Rather than using a novel's infinite capacity to embrace life's many dimensions, Smerconish focuses too tightly on the small world of the political talk-show business and its jaded view of American government. His hero has no life outside the radio studio, no interests but his own ego, and no shades between black and white in his character.

The book feels scribbled down among its author's myriad pursuits and would have benefited from a slower pace and the greater attention to detail that more contemplation would have given it.

Aspects of fiction writing - pacing, nuance, multidimensional characters, natural dialogue - take a breather as the author concentrates on educating his readers about the World According to Michael Smerconish. In fact, it sounds more like a memoir, or perhaps wishful thinking.

On the plus side, Talk is filled with jokes, funny asides, and a cast of conniving politicians drawn from real life that provides lots of entertaining moments.

With loud echoes of Lonesome Rhodes, the manipulative media star of Elia Kazan's prescient 1957 film A Face in the Crowd, Stan (real name Stanislaw Pawlowsky) is an uneducated, disinterested nobody, but a smooth talker.

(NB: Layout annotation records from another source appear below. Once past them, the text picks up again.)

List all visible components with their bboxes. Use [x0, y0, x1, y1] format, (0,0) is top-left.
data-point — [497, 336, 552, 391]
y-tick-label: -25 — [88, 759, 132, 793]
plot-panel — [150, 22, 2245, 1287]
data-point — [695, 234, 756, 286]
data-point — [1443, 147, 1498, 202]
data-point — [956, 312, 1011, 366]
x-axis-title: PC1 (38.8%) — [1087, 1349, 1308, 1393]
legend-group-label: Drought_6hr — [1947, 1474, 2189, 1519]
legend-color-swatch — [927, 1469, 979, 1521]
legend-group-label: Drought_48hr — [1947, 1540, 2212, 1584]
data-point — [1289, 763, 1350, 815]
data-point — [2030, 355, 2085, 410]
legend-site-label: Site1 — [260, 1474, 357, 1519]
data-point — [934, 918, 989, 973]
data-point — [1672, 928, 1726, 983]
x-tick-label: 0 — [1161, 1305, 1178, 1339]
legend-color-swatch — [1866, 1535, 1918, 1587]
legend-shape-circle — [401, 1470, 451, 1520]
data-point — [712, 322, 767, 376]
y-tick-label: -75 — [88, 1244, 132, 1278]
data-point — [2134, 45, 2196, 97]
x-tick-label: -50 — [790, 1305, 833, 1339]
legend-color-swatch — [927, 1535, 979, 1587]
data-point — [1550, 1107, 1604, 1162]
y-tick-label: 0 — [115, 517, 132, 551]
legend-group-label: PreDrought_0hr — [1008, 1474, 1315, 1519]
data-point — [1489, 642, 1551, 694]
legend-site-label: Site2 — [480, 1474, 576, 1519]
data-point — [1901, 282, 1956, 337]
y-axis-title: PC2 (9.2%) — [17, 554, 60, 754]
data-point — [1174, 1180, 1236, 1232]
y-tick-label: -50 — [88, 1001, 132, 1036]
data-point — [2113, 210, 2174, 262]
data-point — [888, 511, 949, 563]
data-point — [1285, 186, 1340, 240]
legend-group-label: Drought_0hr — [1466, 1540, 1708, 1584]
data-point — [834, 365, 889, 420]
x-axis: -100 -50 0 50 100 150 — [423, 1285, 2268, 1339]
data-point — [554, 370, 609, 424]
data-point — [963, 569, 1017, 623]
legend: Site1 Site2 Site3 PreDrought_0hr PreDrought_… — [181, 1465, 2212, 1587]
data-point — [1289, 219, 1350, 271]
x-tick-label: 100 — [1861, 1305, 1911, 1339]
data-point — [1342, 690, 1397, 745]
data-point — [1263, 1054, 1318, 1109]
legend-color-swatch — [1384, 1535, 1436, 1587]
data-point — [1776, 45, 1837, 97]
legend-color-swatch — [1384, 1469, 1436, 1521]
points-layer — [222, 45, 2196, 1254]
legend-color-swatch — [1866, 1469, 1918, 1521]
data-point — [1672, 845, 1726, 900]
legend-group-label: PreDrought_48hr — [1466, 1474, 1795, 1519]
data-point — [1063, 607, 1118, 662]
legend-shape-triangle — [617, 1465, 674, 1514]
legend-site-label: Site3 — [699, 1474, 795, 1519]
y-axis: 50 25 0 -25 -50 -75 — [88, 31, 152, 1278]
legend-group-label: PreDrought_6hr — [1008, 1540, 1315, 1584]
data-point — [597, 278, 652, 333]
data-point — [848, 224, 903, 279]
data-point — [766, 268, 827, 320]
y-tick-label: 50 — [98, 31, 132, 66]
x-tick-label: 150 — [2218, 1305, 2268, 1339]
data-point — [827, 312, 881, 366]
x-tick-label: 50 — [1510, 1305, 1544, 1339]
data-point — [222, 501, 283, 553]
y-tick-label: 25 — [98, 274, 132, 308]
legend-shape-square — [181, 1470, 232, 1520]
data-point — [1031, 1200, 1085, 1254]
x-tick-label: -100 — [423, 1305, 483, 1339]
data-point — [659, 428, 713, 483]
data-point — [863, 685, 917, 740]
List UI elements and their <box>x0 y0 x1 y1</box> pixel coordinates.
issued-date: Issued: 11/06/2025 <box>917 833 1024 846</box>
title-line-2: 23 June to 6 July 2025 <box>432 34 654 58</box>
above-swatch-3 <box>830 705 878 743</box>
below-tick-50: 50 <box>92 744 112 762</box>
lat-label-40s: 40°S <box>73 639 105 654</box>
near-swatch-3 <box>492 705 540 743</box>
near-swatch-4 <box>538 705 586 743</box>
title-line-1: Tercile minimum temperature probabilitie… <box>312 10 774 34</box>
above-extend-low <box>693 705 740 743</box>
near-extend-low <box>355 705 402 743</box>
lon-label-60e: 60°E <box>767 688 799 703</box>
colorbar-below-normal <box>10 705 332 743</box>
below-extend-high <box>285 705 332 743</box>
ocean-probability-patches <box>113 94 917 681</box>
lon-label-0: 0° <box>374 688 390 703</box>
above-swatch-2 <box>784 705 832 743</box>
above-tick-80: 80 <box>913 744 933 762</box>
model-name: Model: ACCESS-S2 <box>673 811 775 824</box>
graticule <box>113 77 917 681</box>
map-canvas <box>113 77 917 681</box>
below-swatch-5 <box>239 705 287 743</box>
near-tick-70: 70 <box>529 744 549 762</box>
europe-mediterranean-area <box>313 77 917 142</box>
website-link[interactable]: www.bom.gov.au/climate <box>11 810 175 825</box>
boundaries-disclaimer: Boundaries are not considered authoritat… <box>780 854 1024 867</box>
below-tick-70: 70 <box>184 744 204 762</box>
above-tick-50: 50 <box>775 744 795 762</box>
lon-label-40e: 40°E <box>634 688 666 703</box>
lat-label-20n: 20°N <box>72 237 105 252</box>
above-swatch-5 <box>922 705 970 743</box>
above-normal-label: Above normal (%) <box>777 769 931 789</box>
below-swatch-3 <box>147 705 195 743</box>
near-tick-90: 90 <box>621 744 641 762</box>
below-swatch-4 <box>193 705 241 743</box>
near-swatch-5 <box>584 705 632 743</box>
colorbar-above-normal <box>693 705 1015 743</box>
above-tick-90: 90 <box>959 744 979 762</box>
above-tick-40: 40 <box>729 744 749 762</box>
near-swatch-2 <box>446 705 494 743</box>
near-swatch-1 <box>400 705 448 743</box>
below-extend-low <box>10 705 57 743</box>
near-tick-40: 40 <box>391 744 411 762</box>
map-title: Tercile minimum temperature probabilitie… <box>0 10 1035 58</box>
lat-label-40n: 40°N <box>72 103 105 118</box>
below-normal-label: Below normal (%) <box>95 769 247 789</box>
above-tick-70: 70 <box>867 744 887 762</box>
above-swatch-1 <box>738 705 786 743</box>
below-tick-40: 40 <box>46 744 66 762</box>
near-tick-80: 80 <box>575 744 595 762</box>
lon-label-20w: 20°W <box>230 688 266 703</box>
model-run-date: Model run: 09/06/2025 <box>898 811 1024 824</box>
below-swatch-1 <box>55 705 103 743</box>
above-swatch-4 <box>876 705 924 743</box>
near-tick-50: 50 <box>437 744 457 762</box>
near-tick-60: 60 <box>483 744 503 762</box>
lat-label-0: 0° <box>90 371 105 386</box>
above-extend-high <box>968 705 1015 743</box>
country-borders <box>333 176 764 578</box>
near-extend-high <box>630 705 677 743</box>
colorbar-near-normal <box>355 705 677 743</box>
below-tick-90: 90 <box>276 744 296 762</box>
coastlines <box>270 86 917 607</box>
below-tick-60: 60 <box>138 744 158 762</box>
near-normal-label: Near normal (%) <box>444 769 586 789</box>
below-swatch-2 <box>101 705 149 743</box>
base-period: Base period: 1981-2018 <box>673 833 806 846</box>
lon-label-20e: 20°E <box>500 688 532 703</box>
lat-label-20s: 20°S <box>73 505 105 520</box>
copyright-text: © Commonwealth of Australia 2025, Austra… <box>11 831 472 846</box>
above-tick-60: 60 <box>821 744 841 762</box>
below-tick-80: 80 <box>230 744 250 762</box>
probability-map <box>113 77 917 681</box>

As Smerconish tells us, Stan is not alone in the talk-show business:

"Think about the big names in the business . . . . You're not going to find a depth of education and experience in the subject area for which they are now known. Instead you're going to find individuals who didn't vote, did serious drugs, and worked construction."

Stan was a bartender who "progressed" from rock DJ to the tea party's main man at a Tampa, Fla., station owned by Christian fundamentalists. Otherwise, he gets plastered every Tuesday night at a dive bar with pals and enjoys expensive dinners with girlfriend Debbie, a lawyer who sees through his phoniness but sticks with him because she believes that Powers is a good guy beneath all that hot air and one-sided rhetoric.

That's as far as character development goes, because Stan is Smerconish's mouthpiece for his primer on how talk shows work, even down to the advertising deals. Between his Radio 101 lessons, the author tosses in rude asides about politics and tries to convince us his hero is a good guy at heart even though he enjoys the money and fame of selling out too much to be honest.

Stan gets his marching orders from the disembodied voice of a consultant named Phil whose regular phone calls keep him on point with his small but devout band of listeners, a crew of predictable imbeciles who react to the right-wing buzzwords and catchphrases like trained seals barking for fish.

"In talk radio," advises Stan, "letting the other side speak, showing respect and facilitating civil conversation = death."

Smerconish's bare bones of a plot is a tale of opportunistic candidates who try to lure Stan through bribes of access and - what an original idea - sex, to do their bidding. He accepts all offers, then reminds us that he's really conflicted while doing the bidding of one particularly odious politician and taking advantage of another one's wife.

Somewhere around page 250, Smerconish abruptly rushes his chronicle of deception, hypocrisy, and cynicism into a slam-bang conclusion that seems all too pat and even as cynical as his hero, his colleagues, and the politicians they feast on.